This entry in our archives has its origins in a conversation with climber and photographer Ed Webster. I opined that I could probably recreate most, if not all, of the equipment selection used on many notable ascents. We joked that the racks on some climbs where rather extensive but some were disturbingly sparse. This conversation started me thinking about Vertical Archaeology’s catalog collection and how I might be able to reproduce the gear selections in them. Once I started “shopping” through the archives with various catalogs in hand it became quite a challenge to find exactly the right pieces. Recreating an entire page in an old catalog is a strange goal but I hope people find it as interesting as I have. Starting things off is this selection from the 1965 REI catalog. This is the first in what may become a re-occurring feature on our website.
Each piton is correct for the specifications listed in the catalog. The “Swiss” pitons are all Fritsch & Company models and the Austrian pitons mentioned (but not shown) are all marked “Made in Austria” but not stamped “STUBAI”. The Army pin is a standard U.S. Army piton from the correct era.

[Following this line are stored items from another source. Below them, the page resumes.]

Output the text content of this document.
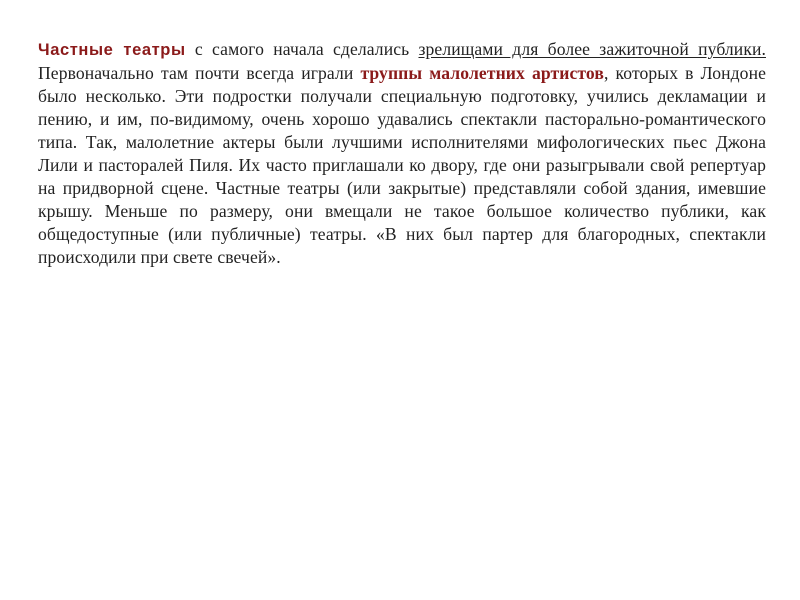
Частные театры с самого начала сделались зрелищами для более зажиточной публики. Первоначально там почти всегда играли труппы малолетних артистов, которых в Лондоне было несколько. Эти подростки получали специальную подготовку, учились декламации и пению, и им, по-видимому, очень хорошо удавались спектакли пасторально-романтического типа. Так, малолетние актеры были лучшими исполнителями мифологических пьес Джона Лили и пасторалей Пиля. Их часто приглашали ко двору, где они разыгрывали свой репертуар на придворной сцене. Частные театры (или закрытые) представляли собой здания, имевшие крышу. Меньше по размеру, они вмещали не такое большое количество публики, как общедоступные (или публичные) театры. «В них был партер для благородных, спектакли происходили при свете свечей».
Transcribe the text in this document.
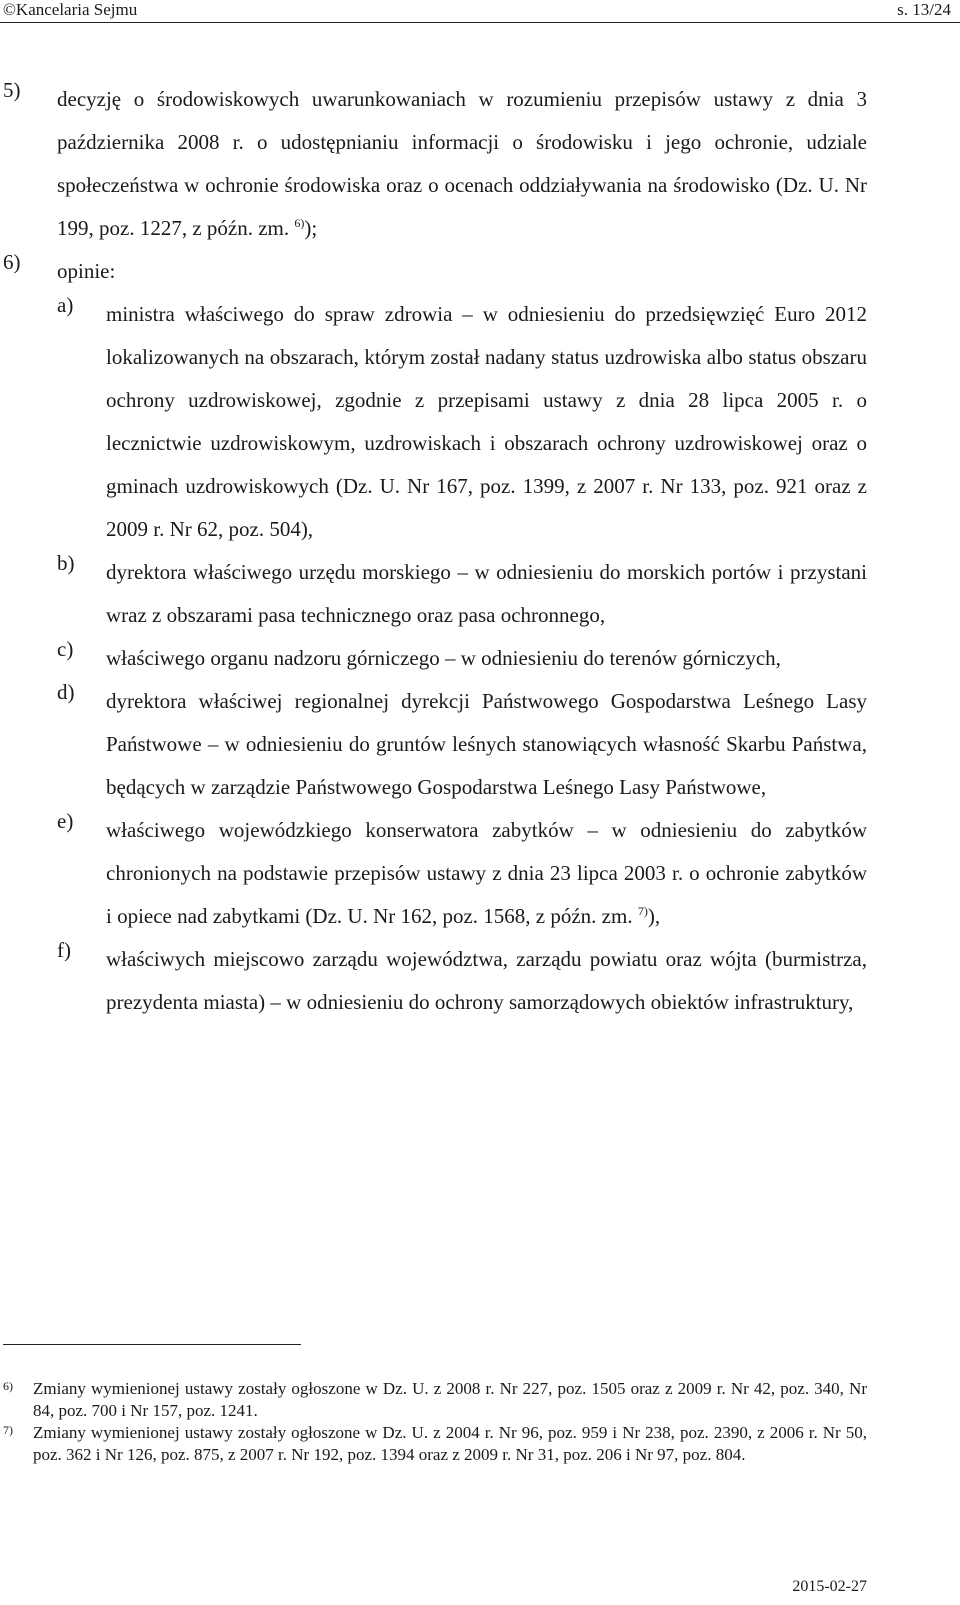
©Kancelaria Sejmu	s. 13/24
5) decyzję o środowiskowych uwarunkowaniach w rozumieniu przepisów ustawy z dnia 3 października 2008 r. o udostępnianiu informacji o środowisku i jego ochronie, udziale społeczeństwa w ochronie środowiska oraz o ocenach oddziaływania na środowisko (Dz. U. Nr 199, poz. 1227, z późn. zm. $^{6)}$);
6) opinie:
a) ministra właściwego do spraw zdrowia – w odniesieniu do przedsięwzięć Euro 2012 lokalizowanych na obszarach, którym został nadany status uzdrowiska albo status obszaru ochrony uzdrowiskowej, zgodnie z przepisami ustawy z dnia 28 lipca 2005 r. o lecznictwie uzdrowiskowym, uzdrowiskach i obszarach ochrony uzdrowiskowej oraz o gminach uzdrowiskowych (Dz. U. Nr 167, poz. 1399, z 2007 r. Nr 133, poz. 921 oraz z 2009 r. Nr 62, poz. 504),
b) dyrektora właściwego urzędu morskiego – w odniesieniu do morskich portów i przystani wraz z obszarami pasa technicznego oraz pasa ochronnego,
c) właściwego organu nadzoru górniczego – w odniesieniu do terenów górniczych,
d) dyrektora właściwej regionalnej dyrekcji Państwowego Gospodarstwa Leśnego Lasy Państwowe – w odniesieniu do gruntów leśnych stanowiących własność Skarbu Państwa, będących w zarządzie Państwowego Gospodarstwa Leśnego Lasy Państwowe,
e) właściwego wojewódzkiego konserwatora zabytków – w odniesieniu do zabytków chronionych na podstawie przepisów ustawy z dnia 23 lipca 2003 r. o ochronie zabytków i opiece nad zabytkami (Dz. U. Nr 162, poz. 1568, z późn. zm. $^{7)}$),
f) właściwych miejscowo zarządu województwa, zarządu powiatu oraz wójta (burmistrza, prezydenta miasta) – w odniesieniu do ochrony samorządowych obiektów infrastruktury,
6) Zmiany wymienionej ustawy zostały ogłoszone w Dz. U. z 2008 r. Nr 227, poz. 1505 oraz z 2009 r. Nr 42, poz. 340, Nr 84, poz. 700 i Nr 157, poz. 1241.
7) Zmiany wymienionej ustawy zostały ogłoszone w Dz. U. z 2004 r. Nr 96, poz. 959 i Nr 238, poz. 2390, z 2006 r. Nr 50, poz. 362 i Nr 126, poz. 875, z 2007 r. Nr 192, poz. 1394 oraz z 2009 r. Nr 31, poz. 206 i Nr 97, poz. 804.
2015-02-27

The wide angle piton shown has an original REI price tag and it even shows the correct list price from our 1965 catalog! The Fritsch & Co stamp can be seen behind and under the ring. Fritsch had several different stampings for their pitons. The small round stamp, as seen on the wide angle, is present on late 1950s and newer pitons while earlier pitons had a simple straight printed “Fritsch & co – Zurich” or a deeply stamped version of the company name.
Notice the rolling and tooling marks present on the horizontal and spoon pitons. Swiss pins showed some fine craftsmanship for such a utilitarian piece of equipment. These were fairly soft metal and took a beating (literally!) but were expected to be cleaned and used again. Many of the pitons in our archives show evidence of repeated placements and retrievals but they stand ready to be used again.